Grundsätzlich weist die Analyse darauf hin, dass steigende Staatsverschuldung und mögliche geldpolitische Lockerungen langfristig inflationsfördernd wirken könnten. In einem solchen Umfeld gewinnt Gold traditionell an Attraktivität. Gleichzeitig könnte eine Schwächung des Dollars den Aufwärtsdruck auf den Goldpreis weiter verstärken.

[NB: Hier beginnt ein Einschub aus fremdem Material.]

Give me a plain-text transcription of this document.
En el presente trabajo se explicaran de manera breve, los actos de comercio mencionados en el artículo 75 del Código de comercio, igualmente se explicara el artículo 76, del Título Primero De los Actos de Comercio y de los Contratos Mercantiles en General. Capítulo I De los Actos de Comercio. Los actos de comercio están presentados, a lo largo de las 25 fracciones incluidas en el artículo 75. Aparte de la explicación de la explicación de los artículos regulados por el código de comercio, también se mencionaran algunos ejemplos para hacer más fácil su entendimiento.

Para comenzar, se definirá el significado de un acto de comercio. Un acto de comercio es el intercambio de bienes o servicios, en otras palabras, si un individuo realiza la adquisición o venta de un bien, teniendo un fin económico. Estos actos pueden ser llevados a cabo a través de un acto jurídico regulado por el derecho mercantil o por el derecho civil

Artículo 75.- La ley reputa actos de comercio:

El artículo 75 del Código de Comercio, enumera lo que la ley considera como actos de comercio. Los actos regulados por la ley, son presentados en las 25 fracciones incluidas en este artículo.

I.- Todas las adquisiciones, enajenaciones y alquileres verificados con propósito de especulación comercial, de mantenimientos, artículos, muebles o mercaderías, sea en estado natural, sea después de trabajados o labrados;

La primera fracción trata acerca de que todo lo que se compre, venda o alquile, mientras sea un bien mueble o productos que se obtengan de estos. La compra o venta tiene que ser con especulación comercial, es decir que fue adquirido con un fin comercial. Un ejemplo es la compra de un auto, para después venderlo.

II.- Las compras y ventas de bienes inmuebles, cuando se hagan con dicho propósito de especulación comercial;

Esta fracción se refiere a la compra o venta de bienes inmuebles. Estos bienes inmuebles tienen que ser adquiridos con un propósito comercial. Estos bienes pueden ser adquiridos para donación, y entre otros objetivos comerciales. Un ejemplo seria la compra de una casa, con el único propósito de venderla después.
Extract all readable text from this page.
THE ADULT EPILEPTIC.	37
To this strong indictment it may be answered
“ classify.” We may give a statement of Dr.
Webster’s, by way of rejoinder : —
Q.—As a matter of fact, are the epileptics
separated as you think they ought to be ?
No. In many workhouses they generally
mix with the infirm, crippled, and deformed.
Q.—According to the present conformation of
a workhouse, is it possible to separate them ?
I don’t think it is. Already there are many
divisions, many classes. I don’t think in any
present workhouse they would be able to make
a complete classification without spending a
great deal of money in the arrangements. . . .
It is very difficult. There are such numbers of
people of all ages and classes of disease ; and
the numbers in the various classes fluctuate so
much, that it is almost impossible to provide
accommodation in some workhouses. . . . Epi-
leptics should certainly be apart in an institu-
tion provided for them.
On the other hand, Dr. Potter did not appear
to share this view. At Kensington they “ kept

Fazit: Während Gold kurzfristig schwächelt, sprechen viele strukturelle Faktoren weiterhin für steigende Preise. Branchen-Insider wie Randy Smallwood bleiben daher optimistisch. Entscheidend wird sein, wie sich die globale Politik – insbesondere unter dem Einfluss der USA – entwickelt und ob sich die aktuellen Liquiditätsprobleme wieder entspannen. Für Anleger bleibt Gold auf lange Sicht ein wichtiges Asset mit erheblichem Aufwärtspotenzial.
Häufige Fragen zu Gold
Was sind die größten Vorteile von Gold?
In physischer Form besitzt Gold kein Kontrahentenrisiko und gilt seit Generationen als wirksamer Krisen-, Vermögens- und Inflationsschutz. Im Gegensatz zu den beiden wichtigsten Anlageklassen Aktien und Anleihen kann man mit Goldmünzen und -barren sowie bestimmten Gold-ETCs nach einer Haltedauer von einem Jahr steuerfreie Kursgewinne realisieren.
Und was spricht möglicherweise gegen Gold?
Gold zahlt weder Zinsen noch Dividenden und kann lediglich durch eine wachsende Wertschätzung Renditen erzielen. Außerdem fallen bei sicherer Verwahrung von physischem Gold Lagerkosten an.
Sind bei allen in Deutschland handelbaren Gold-ETCs realisierte Kursgewinne nach einer Haltedauer von einem Jahr steuerfrei?
Nur, wenn deren Konstruktion ein physisches Hinterlegen des Goldes vorsieht und ein Lieferanspruch besteht. Vor dem Kauf unbedingt beim Emittenten des Papiers informieren.